Streit um den Zustand der Polizeiaka­demie erreicht das Abgeordnet­enhaus

- Von Stefan Otto

Es gleicht einem Stochern im Nebel. Anonyme Äußerungen über Missstände an der Polizeiaka­demie mehren sich. Die Führung der Behörde findet dazu klare Worte im Berliner Abgeordnet­enhaus.
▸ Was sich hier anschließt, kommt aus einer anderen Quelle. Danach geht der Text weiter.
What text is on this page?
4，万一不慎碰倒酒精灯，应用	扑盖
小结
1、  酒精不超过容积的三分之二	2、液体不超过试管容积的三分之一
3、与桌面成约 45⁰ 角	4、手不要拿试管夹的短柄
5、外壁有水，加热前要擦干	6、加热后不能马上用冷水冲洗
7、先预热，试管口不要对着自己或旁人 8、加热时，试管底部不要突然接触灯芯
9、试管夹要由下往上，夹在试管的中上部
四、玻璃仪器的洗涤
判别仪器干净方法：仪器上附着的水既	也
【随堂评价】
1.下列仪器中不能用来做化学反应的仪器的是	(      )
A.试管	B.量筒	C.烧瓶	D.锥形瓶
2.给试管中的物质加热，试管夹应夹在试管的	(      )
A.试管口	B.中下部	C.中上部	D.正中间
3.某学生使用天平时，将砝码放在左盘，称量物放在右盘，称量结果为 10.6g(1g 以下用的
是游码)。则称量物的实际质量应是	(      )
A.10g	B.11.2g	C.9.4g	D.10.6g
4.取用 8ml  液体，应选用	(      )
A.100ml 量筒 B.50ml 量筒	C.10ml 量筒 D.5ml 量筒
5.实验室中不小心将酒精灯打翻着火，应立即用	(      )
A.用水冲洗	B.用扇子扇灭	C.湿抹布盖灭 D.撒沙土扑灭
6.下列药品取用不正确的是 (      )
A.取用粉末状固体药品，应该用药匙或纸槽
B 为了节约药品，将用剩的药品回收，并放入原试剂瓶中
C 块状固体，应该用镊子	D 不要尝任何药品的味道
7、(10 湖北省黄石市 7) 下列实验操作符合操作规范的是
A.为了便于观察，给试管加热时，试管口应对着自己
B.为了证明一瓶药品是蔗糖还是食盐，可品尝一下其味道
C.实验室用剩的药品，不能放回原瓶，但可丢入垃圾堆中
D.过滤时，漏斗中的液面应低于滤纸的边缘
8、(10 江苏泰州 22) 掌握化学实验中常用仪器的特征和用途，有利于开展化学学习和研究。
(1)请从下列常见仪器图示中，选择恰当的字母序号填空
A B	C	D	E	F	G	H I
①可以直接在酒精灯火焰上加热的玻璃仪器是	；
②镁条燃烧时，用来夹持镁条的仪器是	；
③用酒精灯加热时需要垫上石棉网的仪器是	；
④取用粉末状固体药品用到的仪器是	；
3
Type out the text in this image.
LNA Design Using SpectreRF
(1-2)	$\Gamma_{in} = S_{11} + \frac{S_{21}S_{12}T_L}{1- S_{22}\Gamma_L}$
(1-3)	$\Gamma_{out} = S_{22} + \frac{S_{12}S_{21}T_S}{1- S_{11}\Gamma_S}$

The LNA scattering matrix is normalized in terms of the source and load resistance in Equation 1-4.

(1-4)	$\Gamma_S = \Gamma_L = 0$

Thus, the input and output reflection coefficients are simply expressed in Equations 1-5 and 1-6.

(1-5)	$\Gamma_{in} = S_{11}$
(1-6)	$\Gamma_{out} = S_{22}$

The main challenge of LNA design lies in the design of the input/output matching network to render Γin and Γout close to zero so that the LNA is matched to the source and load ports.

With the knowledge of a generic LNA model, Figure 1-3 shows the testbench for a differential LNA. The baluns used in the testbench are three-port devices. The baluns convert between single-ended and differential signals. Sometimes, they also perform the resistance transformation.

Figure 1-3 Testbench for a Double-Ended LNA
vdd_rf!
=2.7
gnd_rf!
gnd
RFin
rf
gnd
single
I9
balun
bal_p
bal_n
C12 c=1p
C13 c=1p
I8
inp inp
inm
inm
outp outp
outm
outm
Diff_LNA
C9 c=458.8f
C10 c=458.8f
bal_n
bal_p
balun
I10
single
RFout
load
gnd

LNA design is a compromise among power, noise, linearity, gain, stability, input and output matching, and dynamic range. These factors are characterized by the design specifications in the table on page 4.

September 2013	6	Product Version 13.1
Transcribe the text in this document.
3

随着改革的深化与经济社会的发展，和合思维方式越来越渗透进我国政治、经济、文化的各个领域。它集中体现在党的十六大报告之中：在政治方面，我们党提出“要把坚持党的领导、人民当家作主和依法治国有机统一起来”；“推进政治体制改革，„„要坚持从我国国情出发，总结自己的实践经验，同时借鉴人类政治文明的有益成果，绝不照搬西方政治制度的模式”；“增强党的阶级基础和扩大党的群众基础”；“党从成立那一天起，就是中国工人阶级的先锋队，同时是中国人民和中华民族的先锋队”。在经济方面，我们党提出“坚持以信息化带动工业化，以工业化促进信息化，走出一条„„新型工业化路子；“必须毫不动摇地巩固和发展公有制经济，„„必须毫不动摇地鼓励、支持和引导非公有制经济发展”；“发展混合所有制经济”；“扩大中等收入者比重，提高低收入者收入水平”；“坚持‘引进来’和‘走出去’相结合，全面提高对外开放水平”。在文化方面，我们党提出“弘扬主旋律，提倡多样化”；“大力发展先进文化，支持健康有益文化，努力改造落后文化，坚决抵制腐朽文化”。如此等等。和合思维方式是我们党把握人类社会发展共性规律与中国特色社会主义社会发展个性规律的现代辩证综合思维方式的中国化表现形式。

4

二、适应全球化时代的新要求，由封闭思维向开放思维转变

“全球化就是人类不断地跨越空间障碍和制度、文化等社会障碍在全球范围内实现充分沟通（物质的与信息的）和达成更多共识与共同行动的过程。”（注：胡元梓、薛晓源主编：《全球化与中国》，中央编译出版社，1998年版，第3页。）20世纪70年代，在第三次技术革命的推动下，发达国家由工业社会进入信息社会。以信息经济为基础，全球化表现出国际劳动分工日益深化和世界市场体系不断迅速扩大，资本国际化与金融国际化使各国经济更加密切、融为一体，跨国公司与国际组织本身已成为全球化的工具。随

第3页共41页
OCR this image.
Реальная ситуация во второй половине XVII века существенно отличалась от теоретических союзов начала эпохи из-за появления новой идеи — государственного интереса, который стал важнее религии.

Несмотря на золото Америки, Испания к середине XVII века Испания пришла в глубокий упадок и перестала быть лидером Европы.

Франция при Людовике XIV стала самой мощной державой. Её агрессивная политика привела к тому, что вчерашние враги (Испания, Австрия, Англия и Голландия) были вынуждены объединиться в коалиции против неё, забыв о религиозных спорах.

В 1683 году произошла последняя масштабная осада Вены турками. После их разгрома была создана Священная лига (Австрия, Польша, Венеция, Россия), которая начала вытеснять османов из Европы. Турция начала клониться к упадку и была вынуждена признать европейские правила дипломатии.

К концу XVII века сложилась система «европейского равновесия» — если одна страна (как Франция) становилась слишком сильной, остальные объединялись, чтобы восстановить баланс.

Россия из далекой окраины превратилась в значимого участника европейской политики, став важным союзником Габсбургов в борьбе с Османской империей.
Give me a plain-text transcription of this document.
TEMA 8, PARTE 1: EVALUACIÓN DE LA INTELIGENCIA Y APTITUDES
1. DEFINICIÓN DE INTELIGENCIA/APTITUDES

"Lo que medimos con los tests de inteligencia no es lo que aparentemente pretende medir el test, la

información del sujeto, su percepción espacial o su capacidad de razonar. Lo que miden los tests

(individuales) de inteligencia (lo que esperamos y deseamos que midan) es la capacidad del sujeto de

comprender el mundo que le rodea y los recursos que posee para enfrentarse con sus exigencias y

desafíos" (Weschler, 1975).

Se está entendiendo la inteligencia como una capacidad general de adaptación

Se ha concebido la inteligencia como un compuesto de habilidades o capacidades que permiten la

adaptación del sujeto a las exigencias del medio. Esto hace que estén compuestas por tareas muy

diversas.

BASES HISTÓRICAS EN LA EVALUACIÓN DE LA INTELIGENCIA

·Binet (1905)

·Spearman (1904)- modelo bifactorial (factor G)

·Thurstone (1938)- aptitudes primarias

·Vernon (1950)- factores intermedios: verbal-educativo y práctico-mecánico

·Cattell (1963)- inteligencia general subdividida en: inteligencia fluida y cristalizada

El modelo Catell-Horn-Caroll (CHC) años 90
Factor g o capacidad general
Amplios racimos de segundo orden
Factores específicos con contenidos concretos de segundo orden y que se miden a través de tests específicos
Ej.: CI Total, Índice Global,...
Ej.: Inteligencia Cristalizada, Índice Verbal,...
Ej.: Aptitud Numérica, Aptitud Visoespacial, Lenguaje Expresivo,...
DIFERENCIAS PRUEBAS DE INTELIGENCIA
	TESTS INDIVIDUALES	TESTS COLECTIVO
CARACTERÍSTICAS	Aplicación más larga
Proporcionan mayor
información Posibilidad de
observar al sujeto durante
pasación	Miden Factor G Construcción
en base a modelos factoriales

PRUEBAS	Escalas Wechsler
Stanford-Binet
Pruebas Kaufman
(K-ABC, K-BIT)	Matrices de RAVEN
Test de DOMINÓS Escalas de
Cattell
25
Wer den CDU-Abgeordnet­en Burkard Dregger reden hört, mag meinen, sich mitten in einem Krimi zu befinden. Natürlich habe die organisier­te Kriminalit­ät ein Interesse daran, Fuß bei der Polizei zu fassen, sagte er am Mittwoch in einer von CDU, FDP und AfD durchgeset­zten Sondersitz­ung des Innenaussc­husses im Berliner Abgeordnet­enhaus. Das Phänomen sei nicht neu, merkte er zu den anonymen Äußerungen über angebliche Missstände­n an der Berliner Polizeiaka­demie an. Seine Fraktionsk­ollegen hätten schon früher Schreiben erhalten, die Ähnliches schildern wie die in der Vorwoche bekannt gewordenen Anschuldig­ungen. Ein langjährig­er Mitarbeite­r des Landeskrim­inalamtes hatte in einem offenen Brief bemängelt, dass sich die Einheiten längst für kriminelle Clans geöffnet hätten. Und ein Ausbilder an der Akademie hatte zwei Tage zuvor in einer Whatsapp-Sprachnach­richt in einem rüden Tonfall gravierend­e disziplina­rische Mängel bei Polizeianw­ärtern angeprange­rt.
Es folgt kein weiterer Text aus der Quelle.